Is there competitiveness or community within the realm of tribute bands?(Laughs) It’s never been a damn community. Even the big-time guys. They would pal around but in the end it is about who is or can get bigger. Competition is rampant, but we didn’t pay attention to other bands, especially when we were coming up. We just wanted to play.

Was starting a tribute of Led Zeppelin different than starting an original band?We had no connections in the business. We didn’t have money … Our band is from the ground up like any other band that would go out there and live out of hotel rooms with two rooms and four band members, eating one meal a day, a hamburger or whatever, for two years at a time. You’re on the ramen noodle diet. Plus beer. It’s no different. You’re still a band new to most people every town you go to.

Do you mind that you’re portraying a 1970s character and there are smart phones across your audience breaking the vibe, recording you?It doesn’t bother me. In the old days, people used to take an 8MM to the show. They would bring their tape recorders. I think big-time artists don’t like it because people can see them for free, that’s what it’s all about … Why should they get mad if people who have already paid to see them decide to record? Everyone in the world can’t see you on a 40-date tour. They say, “Oh, well, we’ll release a live DVD and phones recording us ruins that.” That is absolute greed. In the old days, when bands were in their prime, people still recorded them. Not as much, the technology wasn’t as available, but it existed. They didn’t care because they sold out the show and sold albums. Why care about it now?

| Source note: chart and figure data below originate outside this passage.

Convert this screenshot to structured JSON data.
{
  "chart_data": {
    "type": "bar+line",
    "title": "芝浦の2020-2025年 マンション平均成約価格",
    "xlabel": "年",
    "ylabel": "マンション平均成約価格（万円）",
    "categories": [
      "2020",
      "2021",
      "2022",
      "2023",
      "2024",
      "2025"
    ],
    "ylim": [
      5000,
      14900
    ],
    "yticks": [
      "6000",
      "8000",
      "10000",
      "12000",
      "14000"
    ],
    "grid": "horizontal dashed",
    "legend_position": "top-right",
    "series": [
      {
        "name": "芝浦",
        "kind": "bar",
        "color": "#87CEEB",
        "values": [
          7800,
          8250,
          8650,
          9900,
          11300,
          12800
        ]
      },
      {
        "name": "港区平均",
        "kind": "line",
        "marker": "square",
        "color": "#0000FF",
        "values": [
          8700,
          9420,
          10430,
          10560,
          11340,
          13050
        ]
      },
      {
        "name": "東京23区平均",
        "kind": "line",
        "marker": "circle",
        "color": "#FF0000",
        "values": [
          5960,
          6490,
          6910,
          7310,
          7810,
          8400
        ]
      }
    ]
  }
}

Have you ever met anyone in Led Zeppelin?Unfortunately, no. We’re always playing and they’re more elusive guys now.

Would it be terrifying if they came to a show?I would love it. I would love to meet them. I don’t think I would be as intimidated as when we first started. We’ve been doing it so long. I hope I do get to meet at least one of them.

People come up to us all the time and say, “Hey, man, check out this picture of me and Robert!” And I wanna be like “Come on! Get away from me, man!” [Laughs] I’m always working and I can’t go to events they do.

After 22 years and over 2,400 shows, what still charges you up about ZoSo?I love being a musician. I love being a performer, period. I love it. I loved it before I knew the corruption of it, the drugs, the drinking. I’m a purist at heart with it.

I am fortunate, very, very fortunate and I’ve worked to put myself in the position of being fortunate, that in the year 2017, I am playing in a rock band. This is an anomaly. I get to be in a rock band and play great music with great musicians in front of receptive people. One night it is in front of 2,000, the next night 500, the next 1,000. It doesn’t matter the size; I get to be a musician. I am living something a lot of musicians don’t get to, the dream of making a good living out of music that I enjoy playing … What’s there to be an asshole about? You get to play rock ‘n’ roll every night. It’s awesome.